Pour qu’un film soit admissible, ses dialogues principaux doivent être dans une langue autre que l’anglais, ce qui explique que ce sont le plus souvent des films de réalisateurs québécois qui représentent le Canada.

Il y a toutefois des exceptions. Par exemple, le film Water, de la Torontoise Deepa Mehta, soumis en 2007, est en hindi et en anglais; et Atanarjuat, du Nunavutois Zacharias Kunuk, soumis en 2002, est en inuktitut.

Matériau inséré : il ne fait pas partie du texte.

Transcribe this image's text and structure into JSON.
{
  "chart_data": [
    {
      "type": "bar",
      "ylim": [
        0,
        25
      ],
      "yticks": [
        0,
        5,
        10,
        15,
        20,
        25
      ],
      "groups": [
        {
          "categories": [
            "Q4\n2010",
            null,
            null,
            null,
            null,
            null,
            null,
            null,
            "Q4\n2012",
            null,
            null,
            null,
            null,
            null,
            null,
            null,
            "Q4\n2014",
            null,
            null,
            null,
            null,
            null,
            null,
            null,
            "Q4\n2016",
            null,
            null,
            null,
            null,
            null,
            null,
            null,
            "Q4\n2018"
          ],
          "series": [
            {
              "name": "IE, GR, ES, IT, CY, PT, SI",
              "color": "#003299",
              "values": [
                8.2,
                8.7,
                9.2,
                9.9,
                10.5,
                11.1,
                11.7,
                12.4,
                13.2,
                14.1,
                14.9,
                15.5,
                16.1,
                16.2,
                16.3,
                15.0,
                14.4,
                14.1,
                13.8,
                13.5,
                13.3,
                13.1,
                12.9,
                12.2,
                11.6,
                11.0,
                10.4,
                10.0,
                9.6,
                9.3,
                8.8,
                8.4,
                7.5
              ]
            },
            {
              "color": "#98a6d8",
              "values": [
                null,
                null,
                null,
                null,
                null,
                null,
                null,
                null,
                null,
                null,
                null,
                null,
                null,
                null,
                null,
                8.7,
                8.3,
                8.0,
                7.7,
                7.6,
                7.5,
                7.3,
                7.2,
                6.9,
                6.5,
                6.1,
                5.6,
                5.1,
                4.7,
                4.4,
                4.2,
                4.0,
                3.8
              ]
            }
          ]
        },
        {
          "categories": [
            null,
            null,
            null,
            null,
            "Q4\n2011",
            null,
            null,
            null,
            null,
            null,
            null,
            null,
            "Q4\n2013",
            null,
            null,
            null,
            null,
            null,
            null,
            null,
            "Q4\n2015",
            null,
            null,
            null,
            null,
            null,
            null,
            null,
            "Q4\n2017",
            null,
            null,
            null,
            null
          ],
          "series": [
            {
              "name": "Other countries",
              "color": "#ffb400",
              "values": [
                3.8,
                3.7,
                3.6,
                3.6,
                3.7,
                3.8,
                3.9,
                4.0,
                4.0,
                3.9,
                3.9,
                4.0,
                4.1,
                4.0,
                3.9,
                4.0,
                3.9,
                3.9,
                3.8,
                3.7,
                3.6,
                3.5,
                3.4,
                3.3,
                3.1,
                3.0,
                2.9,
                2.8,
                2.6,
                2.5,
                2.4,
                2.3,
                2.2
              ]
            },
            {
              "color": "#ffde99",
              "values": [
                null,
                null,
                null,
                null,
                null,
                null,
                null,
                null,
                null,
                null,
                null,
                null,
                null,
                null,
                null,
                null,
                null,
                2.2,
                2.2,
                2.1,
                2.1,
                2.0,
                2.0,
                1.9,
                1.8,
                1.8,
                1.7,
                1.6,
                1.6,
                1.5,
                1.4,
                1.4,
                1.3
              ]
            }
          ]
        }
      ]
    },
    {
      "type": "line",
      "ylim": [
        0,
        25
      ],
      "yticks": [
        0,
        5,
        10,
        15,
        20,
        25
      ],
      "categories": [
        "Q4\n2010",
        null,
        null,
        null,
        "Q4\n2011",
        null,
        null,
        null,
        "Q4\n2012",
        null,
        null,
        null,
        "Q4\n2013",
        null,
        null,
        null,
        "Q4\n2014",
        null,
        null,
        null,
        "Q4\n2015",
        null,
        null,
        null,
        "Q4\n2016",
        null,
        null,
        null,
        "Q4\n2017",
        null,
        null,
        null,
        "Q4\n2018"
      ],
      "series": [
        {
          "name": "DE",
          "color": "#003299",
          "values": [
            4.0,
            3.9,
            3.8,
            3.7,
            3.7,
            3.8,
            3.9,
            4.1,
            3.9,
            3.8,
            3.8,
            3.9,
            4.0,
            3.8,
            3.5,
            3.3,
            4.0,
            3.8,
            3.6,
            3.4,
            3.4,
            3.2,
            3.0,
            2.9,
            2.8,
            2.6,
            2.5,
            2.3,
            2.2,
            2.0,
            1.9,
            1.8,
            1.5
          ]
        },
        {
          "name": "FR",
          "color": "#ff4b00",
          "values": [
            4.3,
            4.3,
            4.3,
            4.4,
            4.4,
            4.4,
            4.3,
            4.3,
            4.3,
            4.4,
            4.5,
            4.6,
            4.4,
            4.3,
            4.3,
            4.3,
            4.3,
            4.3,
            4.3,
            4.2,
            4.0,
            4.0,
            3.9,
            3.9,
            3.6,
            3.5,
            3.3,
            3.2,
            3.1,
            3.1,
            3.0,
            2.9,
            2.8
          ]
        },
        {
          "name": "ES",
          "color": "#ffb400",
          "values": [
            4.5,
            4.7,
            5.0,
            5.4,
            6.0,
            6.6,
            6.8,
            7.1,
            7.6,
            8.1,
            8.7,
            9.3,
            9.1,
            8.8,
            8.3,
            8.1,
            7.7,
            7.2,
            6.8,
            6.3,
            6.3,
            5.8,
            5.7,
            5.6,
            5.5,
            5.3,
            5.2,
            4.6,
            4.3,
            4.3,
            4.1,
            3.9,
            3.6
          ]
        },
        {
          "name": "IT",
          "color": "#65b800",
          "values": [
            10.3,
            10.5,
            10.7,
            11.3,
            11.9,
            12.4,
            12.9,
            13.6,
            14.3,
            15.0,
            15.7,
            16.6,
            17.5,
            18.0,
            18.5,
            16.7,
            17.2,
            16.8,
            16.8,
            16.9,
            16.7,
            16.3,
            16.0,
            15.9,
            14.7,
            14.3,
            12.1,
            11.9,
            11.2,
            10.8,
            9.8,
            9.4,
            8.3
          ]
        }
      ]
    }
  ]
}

Atanarjuat n'a toutefois pas été retenu pour une nomination, alors que Water l'a été.

Les films en nomination cette fois-ci sont :

  • Werk ohne Autor, de Florian Henckel von Donnersmarck – Allemagne
  • Une affaire de famille, de Hirokazu Kore-eda – Japon
  • Cold War, de Paweł Pawlikowski – Pologne
  • Capharnaüm, de Nadine Labaki – Liban
  • Roma, d’Alfonso Cuarón – Mexique

Téléfilm Canada avait soumis cette année Chien de garde, de Sophie Dupuis, mais il n’a pas été retenu par l’Académie.

Roma pourrait marquer l'histoire des Oscars

Plan d'ensemble des quatre sur un tapis rouge.Agrandir l’image (Nouvelle fenêtre)

Le réalisateur mexicain Alfonso Cuarón et, de gauche à droite, les actrices Marina de Tavira, Yalitza Aparicio et Nancy Garcia, en décembre dernier.

Photo : Getty Images / Victor Chavez

Comme mentionné plus haut, en plus de la catégorie du meilleur film en langue étrangère, Roma est cité dans celle du meilleur film (Gabriela Rodriguez, productrice), qui clôturera la soirée, de même que dans celles du meilleur réalisateur (Alfonso Cuarón), de la meilleure actrice (Yalitza Aparicio), de la meilleure actrice dans un rôle de soutien (Marina de Tavira), du meilleur scénario original (Alfonso Cuarón), de la meilleure photographie (Alfonso Cuarón), des meilleurs décors, du meilleur montage de son, et du meilleur mixage de son.

Le seul autre long métrage étranger à avoir reçu autant de nominations dans toute l’histoire des Oscars est Tigre et Dragon, d’Ang Lee, en 2001. Le film taïwanais avait remporté quatre statuettes, dont celle du meilleur film en langue étrangère.